[OpenID] [LIKELY_SPAM]Re: [LIKELY_SPAM]Re: Combining Google & Yahoo user experience research
Peter Williams
pwilliams at rapattoni.com
Thu Oct 23 20:42:15 UTC 2008
In some ways, id expect an rp state-machine in delegated or directed identity state to reject an unsolicited-form assertion as a protocol violation. In the normal rp pending state, it could knowingly accept an unsolicited response, bearing no relationship to the claimed identified or the original op identifier doing the requested claim verification.
-----Original Message-----
From: SitG Admin <sysadmin at shadowsinthegarden.com>
Sent: Thursday, October 23, 2008 1:31 PM
To: Chris Messina <chris.messina at gmail.com>
Cc: general at openid.net <general at openid.net>
Subject: Re: [OpenID] [LIKELY_SPAM]Re: [LIKELY_SPAM]Re: Combining Google & Yahoo user experience research
>If I decide to enter georgebush at yahoo.com into an RP and I'm signed in
>as someone else on Yahoo.com, I'll be returned as the currently signed
>in user, regardless of who owns georgebush at yahoo.com.

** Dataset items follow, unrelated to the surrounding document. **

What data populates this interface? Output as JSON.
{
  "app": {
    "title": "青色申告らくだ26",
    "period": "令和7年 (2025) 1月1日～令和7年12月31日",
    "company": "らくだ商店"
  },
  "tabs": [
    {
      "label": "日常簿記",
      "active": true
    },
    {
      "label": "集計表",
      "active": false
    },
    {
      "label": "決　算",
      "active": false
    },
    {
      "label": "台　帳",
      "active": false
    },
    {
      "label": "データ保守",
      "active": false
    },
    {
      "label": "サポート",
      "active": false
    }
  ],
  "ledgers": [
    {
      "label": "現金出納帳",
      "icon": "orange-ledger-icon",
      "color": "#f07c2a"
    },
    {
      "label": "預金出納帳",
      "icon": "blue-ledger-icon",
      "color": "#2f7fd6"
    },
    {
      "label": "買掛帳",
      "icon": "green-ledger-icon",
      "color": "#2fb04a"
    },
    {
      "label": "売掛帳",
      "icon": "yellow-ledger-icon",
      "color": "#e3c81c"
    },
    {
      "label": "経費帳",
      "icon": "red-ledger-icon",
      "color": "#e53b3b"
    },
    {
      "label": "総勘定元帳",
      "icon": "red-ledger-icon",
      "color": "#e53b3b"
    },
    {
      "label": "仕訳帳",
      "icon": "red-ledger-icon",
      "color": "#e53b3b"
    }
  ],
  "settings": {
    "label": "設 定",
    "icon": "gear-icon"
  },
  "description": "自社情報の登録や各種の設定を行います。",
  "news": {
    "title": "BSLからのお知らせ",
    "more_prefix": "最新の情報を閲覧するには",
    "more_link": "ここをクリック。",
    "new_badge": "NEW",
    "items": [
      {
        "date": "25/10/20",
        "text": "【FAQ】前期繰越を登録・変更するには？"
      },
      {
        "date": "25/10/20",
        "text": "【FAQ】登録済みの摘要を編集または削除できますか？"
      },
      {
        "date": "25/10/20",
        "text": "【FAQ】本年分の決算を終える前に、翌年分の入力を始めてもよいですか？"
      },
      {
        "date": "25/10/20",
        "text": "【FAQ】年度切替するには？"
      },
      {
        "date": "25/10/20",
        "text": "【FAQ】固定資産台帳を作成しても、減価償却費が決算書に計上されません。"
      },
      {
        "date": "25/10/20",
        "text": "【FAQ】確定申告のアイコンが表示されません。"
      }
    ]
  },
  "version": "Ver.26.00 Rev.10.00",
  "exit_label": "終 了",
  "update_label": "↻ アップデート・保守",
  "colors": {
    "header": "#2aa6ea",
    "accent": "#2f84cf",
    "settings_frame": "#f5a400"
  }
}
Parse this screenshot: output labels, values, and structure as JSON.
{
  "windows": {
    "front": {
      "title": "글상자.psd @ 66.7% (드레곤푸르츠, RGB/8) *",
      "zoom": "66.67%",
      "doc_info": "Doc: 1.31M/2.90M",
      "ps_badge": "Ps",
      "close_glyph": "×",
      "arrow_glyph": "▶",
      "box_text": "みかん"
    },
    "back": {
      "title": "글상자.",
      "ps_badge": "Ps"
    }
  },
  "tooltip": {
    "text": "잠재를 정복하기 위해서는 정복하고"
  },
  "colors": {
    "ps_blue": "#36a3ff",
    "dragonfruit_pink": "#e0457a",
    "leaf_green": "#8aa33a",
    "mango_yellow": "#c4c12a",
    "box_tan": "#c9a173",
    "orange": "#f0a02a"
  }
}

I'll be awfully suspicious, though, and possibly discriminate against
you on the basis that something fishy is going on there.
>If the complete email address is to be considered verified after the
>flow I just described, I think the protocol is broken.
Before understanding Directed Identity (and its security), I was
implementing a similar check for OpenID's: I compared the URI they
had initially typed in with the claimed_id returned by their OP, and,
if it wasn't the same, I assumed they had found an exploit in their
OP or the protocol. There's nothing that says we have to consider
their original E-mail address to be verified; we can keep track of it
just long enough to compare that value with the claimed address, and
proceed to more paranoid behavior if they don't match.